Haptic Synthetic Jet
This is a tutorial for Expressive, Scalable, Mid-air Haptics with Synthetic Jets . This paper was published in the ACM Transactions on Computer-Human Interaction in January 2024, and presented at CHI 2024.
Check out the Github Repository here. Contact me with questions here!
Non-contact, mid-air haptic devices have been utilized for a wide variety of experiences, including those in extended reality, public displays, medical, and automotive domains. In this work, we explore the use of synthetic jets as a promising and under-explored mid-air haptic feedback method. We show how synthetic jets can scale from compact, low-powered devices, all the way to large, long-range, and steerable devices. We built seven functional prototypes targeting different application domains to illustrate the broad applicability of our approach. These example devices are capable of rendering complex haptic effects, varying in both time and space.
Supplies
The BoM is linked here - these are just the materials we use, but synjets can be built with many different speakers, for a wide variety of devices!
Downloads
Speaker Choice
Choose the speaker you are using. Roughly, the larger the speaker, the farther/stronger the range of the synjet.
Fabricate Enclosure
Fabricate the enclosure. All the design files are in the Github repo, compatible with the speakers we've used. We laser cut these out of acrylic to put on the speakers. If you are using our tiniest speaker, instead cut a small hole out of cardstock and glue that on top.
Set Up Amplifier
The small class D amplifier can be powered either through a 5V USB connection from your computer, or a 9-12V power adapter. Either way, strip one end of the cable and attach power to VCC and ground to GND on the amplifier.

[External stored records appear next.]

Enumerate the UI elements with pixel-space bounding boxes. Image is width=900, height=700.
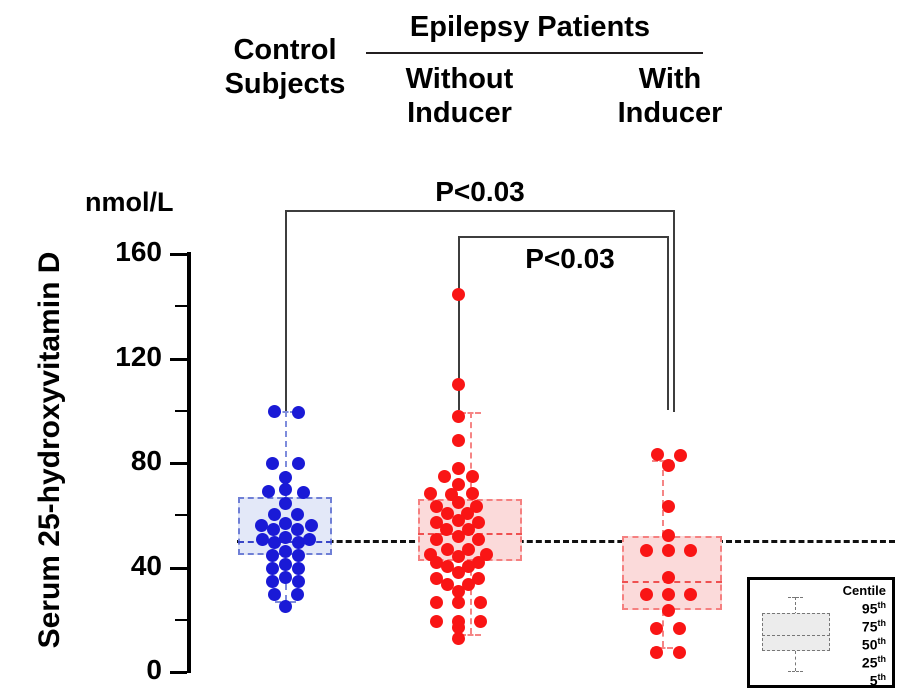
- data-point: [266, 562, 279, 575]
- data-point: [662, 571, 675, 584]
- data-point: [424, 487, 437, 500]
- p-value-label-1: P<0.03: [330, 176, 630, 208]
- legend-item-25-suffix: th: [878, 654, 887, 664]
- data-point: [650, 622, 663, 635]
- data-point: [474, 615, 487, 628]
- y-tick-120: [170, 358, 187, 361]
- data-point: [452, 378, 465, 391]
- column-header-with-line1: With: [590, 62, 750, 96]
- y-tick-minor-140: [175, 305, 187, 307]
- data-point: [256, 533, 269, 546]
- data-point: [268, 588, 281, 601]
- data-point: [291, 508, 304, 521]
- data-point: [452, 621, 465, 634]
- legend-item-95-value: 95: [862, 601, 878, 617]
- data-point: [279, 558, 292, 571]
- data-point: [452, 530, 465, 543]
- data-point: [474, 596, 487, 609]
- column-header-without-line2: Inducer: [372, 96, 547, 130]
- y-axis-unit-label: nmol/L: [85, 187, 174, 218]
- y-tick-label-160: 160: [72, 236, 162, 268]
- data-point: [438, 470, 451, 483]
- y-tick-40: [170, 567, 187, 570]
- data-point: [640, 588, 653, 601]
- data-point: [292, 406, 305, 419]
- reference-line-50: [237, 540, 895, 543]
- data-point: [466, 487, 479, 500]
- data-point: [292, 562, 305, 575]
- data-point: [684, 588, 697, 601]
- legend-item-25-value: 25: [862, 655, 878, 671]
- data-point: [673, 622, 686, 635]
- header-divider-rule: [366, 52, 703, 54]
- data-point: [650, 646, 663, 659]
- data-point: [268, 405, 281, 418]
- y-tick-label-40: 40: [72, 550, 162, 582]
- data-point: [430, 615, 443, 628]
- whisker-upper-without: [470, 412, 472, 499]
- legend-item-50: 50th: [862, 636, 886, 653]
- data-point: [662, 588, 675, 601]
- legend-item-75-value: 75: [862, 619, 878, 635]
- data-point: [266, 457, 279, 470]
- data-point: [651, 448, 664, 461]
- data-point: [291, 588, 304, 601]
- data-point: [640, 544, 653, 557]
- data-point: [305, 519, 318, 532]
- legend-item-25: 25th: [862, 654, 886, 671]
- legend-item-95-suffix: th: [878, 600, 887, 610]
- legend-title: Centile: [843, 583, 886, 598]
- y-tick-160: [170, 253, 187, 256]
- legend-item-75-suffix: th: [878, 618, 887, 628]
- data-point: [430, 533, 443, 546]
- data-point: [472, 533, 485, 546]
- column-header-without-inducer: Without Inducer: [372, 62, 547, 130]
- y-tick-minor-60: [175, 514, 187, 516]
- data-point: [266, 575, 279, 588]
- y-tick-minor-100: [175, 410, 187, 412]
- data-point: [279, 545, 292, 558]
- legend-median-line: [762, 635, 830, 636]
- data-point: [662, 500, 675, 513]
- data-point: [279, 571, 292, 584]
- legend-item-50-value: 50: [862, 637, 878, 653]
- legend-item-95: 95th: [862, 600, 886, 617]
- data-point: [292, 457, 305, 470]
- column-header-control: Control Subjects: [205, 33, 365, 101]
- data-point: [452, 566, 465, 579]
- legend-item-5-suffix: th: [878, 672, 887, 682]
- legend-box: Centile 95th 75th 50th 25th 5th: [747, 577, 895, 688]
- data-point: [292, 575, 305, 588]
- data-point: [266, 549, 279, 562]
- p-value-label-2: P<0.03: [440, 243, 700, 275]
- data-point: [267, 523, 280, 536]
- column-header-control-line1: Control: [205, 33, 365, 67]
- data-point: [662, 604, 675, 617]
- data-point: [297, 486, 310, 499]
- legend-item-50-suffix: th: [878, 636, 887, 646]
- data-point: [452, 288, 465, 301]
- column-header-with-line2: Inducer: [590, 96, 750, 130]
- data-point: [674, 449, 687, 462]
- legend-whisker-lower: [795, 651, 796, 671]
- y-axis-line: [187, 252, 191, 673]
- data-point: [673, 646, 686, 659]
- legend-item-75: 75th: [862, 618, 886, 635]
- data-point: [452, 410, 465, 423]
- data-point: [662, 544, 675, 557]
- legend-content: Centile 95th 75th 50th 25th 5th: [750, 580, 892, 685]
- figure-canvas: Control Subjects Epilepsy Patients Witho…: [0, 0, 900, 700]
- column-header-without-line1: Without: [372, 62, 547, 96]
- y-tick-0: [170, 671, 187, 674]
- y-tick-minor-20: [175, 619, 187, 621]
- column-header-epilepsy: Epilepsy Patients: [355, 10, 705, 44]
- whisker-upper-with: [662, 460, 664, 536]
- data-point: [662, 529, 675, 542]
- data-point: [292, 549, 305, 562]
- legend-box-shape: [762, 613, 830, 651]
- data-point: [466, 470, 479, 483]
- column-header-control-line2: Subjects: [205, 67, 365, 101]
- data-point: [452, 434, 465, 447]
- y-axis-title: Serum 25-hydroxyvitamin D: [33, 215, 67, 685]
- data-point: [662, 459, 675, 472]
- data-point: [452, 462, 465, 475]
- data-point: [303, 533, 316, 546]
- data-point: [279, 600, 292, 613]
- data-point: [452, 596, 465, 609]
- data-point: [684, 544, 697, 557]
- y-tick-label-80: 80: [72, 445, 162, 477]
- legend-cap-lower: [788, 671, 803, 672]
- data-point: [440, 523, 453, 536]
- y-tick-label-120: 120: [72, 341, 162, 373]
- data-point: [262, 485, 275, 498]
- data-point: [279, 483, 292, 496]
- legend-item-5-value: 5: [870, 673, 878, 689]
- y-tick-label-0: 0: [72, 654, 162, 686]
- column-header-with-inducer: With Inducer: [590, 62, 750, 130]
- data-point: [279, 497, 292, 510]
- data-point: [430, 596, 443, 609]
- legend-item-5: 5th: [870, 672, 886, 689]
- y-tick-80: [170, 462, 187, 465]
- data-point: [291, 523, 304, 536]
- legend-cap-upper: [788, 597, 803, 598]
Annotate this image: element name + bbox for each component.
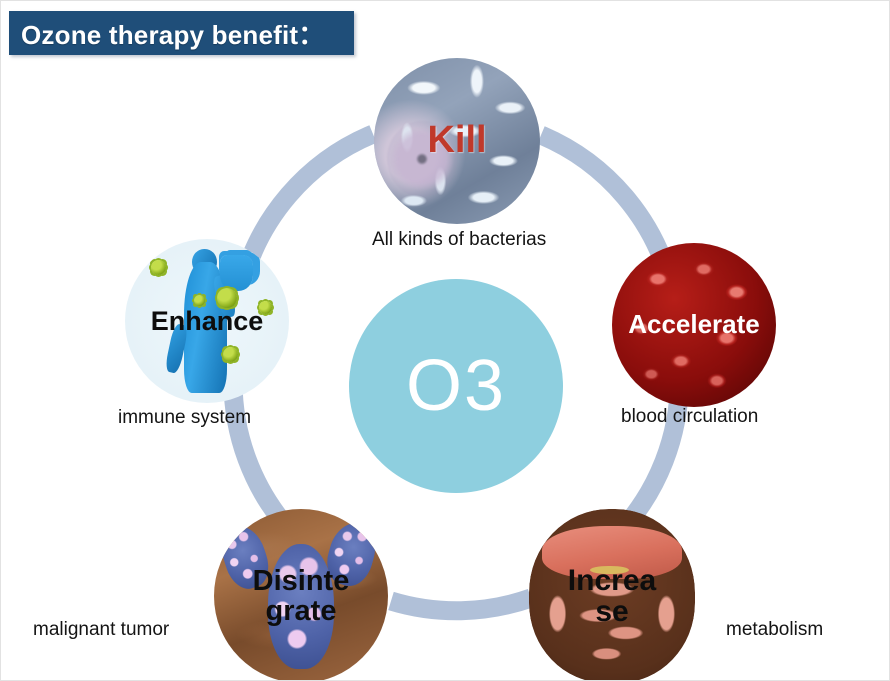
bubble-accelerate[interactable]: Accelerate [612,243,776,407]
center-label: O3 [406,350,506,422]
bubble-disintegrate[interactable]: Disintegrate [214,509,388,681]
node-disintegrate[interactable]: Disintegrate [214,509,388,681]
bubble-caption-kill: Kill [421,121,492,161]
node-kill[interactable]: Kill [374,58,540,224]
virus-icon [151,260,166,275]
ring-arc-increase-to-disintegrate [391,598,531,611]
node-enhance[interactable]: Enhance [125,239,289,403]
virus-icon [223,347,238,362]
figure-hand [220,255,253,291]
node-label-accelerate: blood circulation [621,406,758,428]
bubble-caption-accelerate: Accelerate [622,311,766,338]
bubble-kill[interactable]: Kill [374,58,540,224]
node-increase[interactable]: Increase [529,509,695,681]
node-accelerate[interactable]: Accelerate [612,243,776,407]
node-label-enhance: immune system [118,407,251,429]
center-circle: O3 [349,279,563,493]
bubble-enhance[interactable]: Enhance [125,239,289,403]
bubble-increase[interactable]: Increase [529,509,695,681]
node-label-disintegrate: malignant tumor [33,619,169,641]
bubble-caption-enhance: Enhance [145,307,270,335]
node-label-increase: metabolism [726,619,823,641]
slide-canvas: Ozone therapy benefit： O3 Kill All kinds… [0,0,890,681]
virus-icon [194,295,205,306]
bubble-caption-increase: Increase [556,565,668,628]
bubble-caption-disintegrate: Disintegrate [240,566,362,627]
node-label-kill: All kinds of bacterias [372,229,546,251]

Attach wires to the two terminals of your speaker, and then wire them to R+ and R- (or L+ and L-). The polarity doesn't really matter.
You can use the other side for another synjet.
Plug in the USB power and an audio cable from your computer to the amplifier.
Actuating the Synjet
Using Audacity (or any other audio software, like Audition), play an appropriate sine wave for your synjet. Start with the resonant frequency of your speaker (which can be found on the online spec sheet), and then you can tune it from there. You can also find demo WAV files in the "Stimuli Recognition Study" folder on the Github.
Slowly turn the knob up, if everything went right you should be able to feel a stream of air.